Jumat, 31 Juli 2026 | 22:12:31 WIB
Pramono Minta Proyek Pangan DKI di Tangerang Prioritaskan Pekerja Lokal [FOTO: NET].

JAKARTA - Gubernur DKI Jakarta Pramono Anung menginstruksikan agar pengembangan area ketahanan pangan terpadu di Ciangir, Kabupaten Tangerang, Banten, mampu memprioritaskan penyerapan tenaga kerja lokal.

Instruksi tersebut telah diresmikan kepada Dinas Lingkungan Hidup (DLH), Dinas Ketahanan Pangan, Kelautan dan Pertanian (KPKP), beserta Perumda Dharma Jaya selaku pengelola kawasan tersebut.

"Saya sudah sampaikan kepada Kepala Dinas LH, KPKP, dan juga kepada Direktur Utama Dharma Jaya untuk sepenuhnya sebisa mungkin warga lokal yang diberdayakan," ucap Pramono saat meninjau langsung lokasi tersebut, Jumat (31/7/2026).

Proyek yang berada di bawah naungan Perumda Dharma Jaya diproyeksikan sanggup menyerap berkisar 200 tenaga kerja. Adapun kebutuhan sumber daya manusia untuk proyek yang dikelola DLH dan KPKP masih dalam kalkulasi.

"Yang di Dharma Jaya tadi Pak Dirut sudah menyampaikan kurang lebih bisa 200. Kemudian yang di Dinas LH dan KPKP nanti saya minta untuk dihitung dulu ya," kata dia.

Sebagai informasi, Pemerintah Provinsi (Pemprov) DKI Jakarta bakal mendirikan sentra ketahanan pangan pada hamparan tanah milik daerah berluas mendekati 100 hektare di Ciangir. Lahan tersebut bakal dimanfaatkan bagi sektor peternakan sapi, ayam, perikanan, hingga komoditas pertanian layaknya jagung serta padi.

"Yang akan digunakan oleh Dinas Lingkungan Hidup 40 hektare, oleh Dharma Jaya 20 hektare, dan kemudian memang sebagian digunakan sebagai kontribusi Pemerintah DKI Jakarta untuk Kementerian Hukum dan HAM, ada lapas di sini," ujar Pramono.

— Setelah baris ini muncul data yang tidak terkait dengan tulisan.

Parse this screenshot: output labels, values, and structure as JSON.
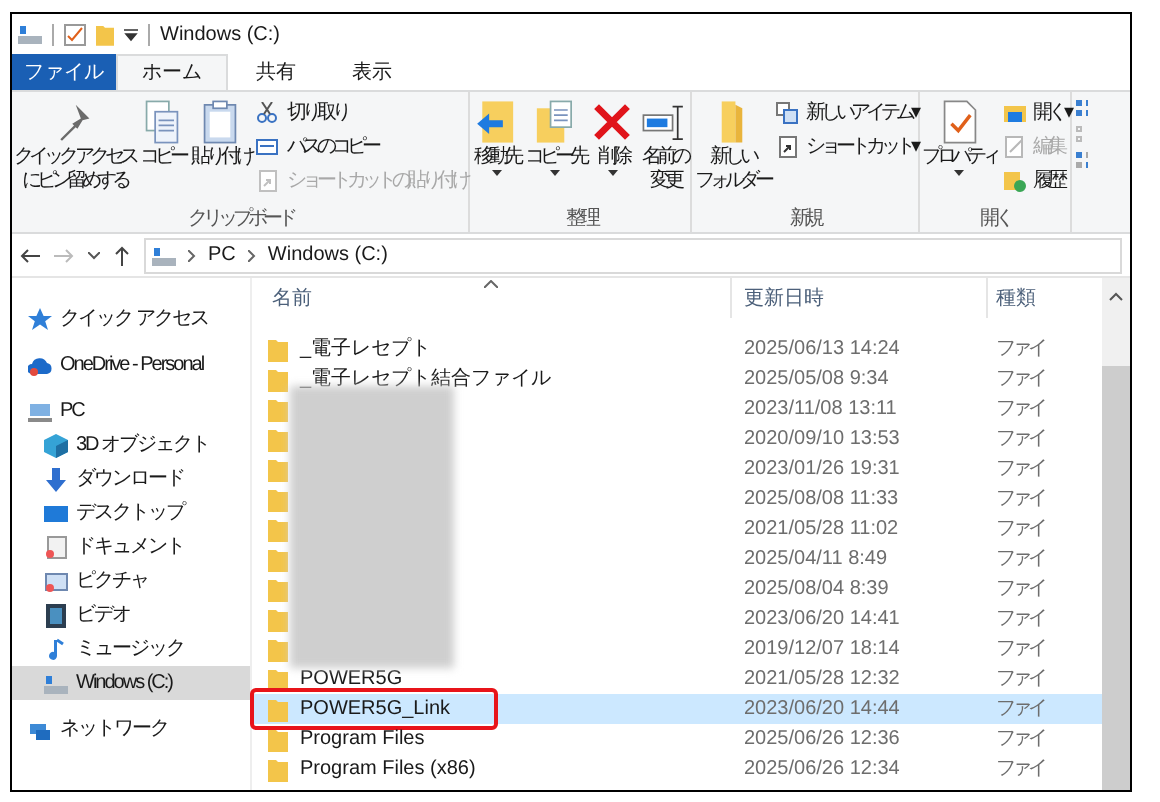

Pengerjaan konstruksi fasilitas yang dikelola Dharma Jaya dijadwalkan bergulir sekitar November 2026 dengan nilai investasi mendekati Rp 1 triliun.

Sementara itu, proyek pengembangan lahan yang ditangani Dinas Lingkungan Hidup, Dinas Ketahanan Pangan, Kelautan dan Pertanian (KPKP), beserta Badan Aset ditargetkan meluncur paling lambat awal September.

Nantinya, pengembangan sektor ketahanan pangan pada lokasi tersebut bakal memanfaatkan pasokan pupuk beserta pakan hasil olahan sampah organik dari Tempat Pengolahan Sampah Reduce, Reuse, Recycle (TPS3R) yang bertempat di Jakarta.

"Pupuk hasil dari TPS3R yang ada di Jakarta yang kemarin teman-teman juga ikut melihat salah satunya yang ada di Menteng Atas," ucap Pramono.

Pramono turut menegaskan bahwasanya lokasi tersebut bukan difungsikan sebagai tempat pembuangan pengganti Tempat Pengolahan Sampah Terpadu (TPST) Bantargebang.

"Sekali lagi bukan tempat untuk sampah, tetapi tempat untuk ketahanan pangan yang berkaitan dengan sapi dan sebagainya yang tadi sudah saya jelaskan," tegas dia.

Di sisi lain, Gubernur Banten Andra Soni mengutarakan bahwasanya Pemerintah Provinsi Banten siap menyokong penuh pembangunan sentra ketahanan pangan tersebut.

"Kami sangat berterima kasih karena memilih lokasi di Provinsi Banten dan kami yakin segala niat baik yang direncanakan oleh Pak Gubernur ini pasti akan bermanfaat bagi kami semua, bagi warga Banten, bagi warga sekitar, dan tentunya bagi Indonesia," tambah dia dalam kesempatan yang sama, Jumat (31/7/2026).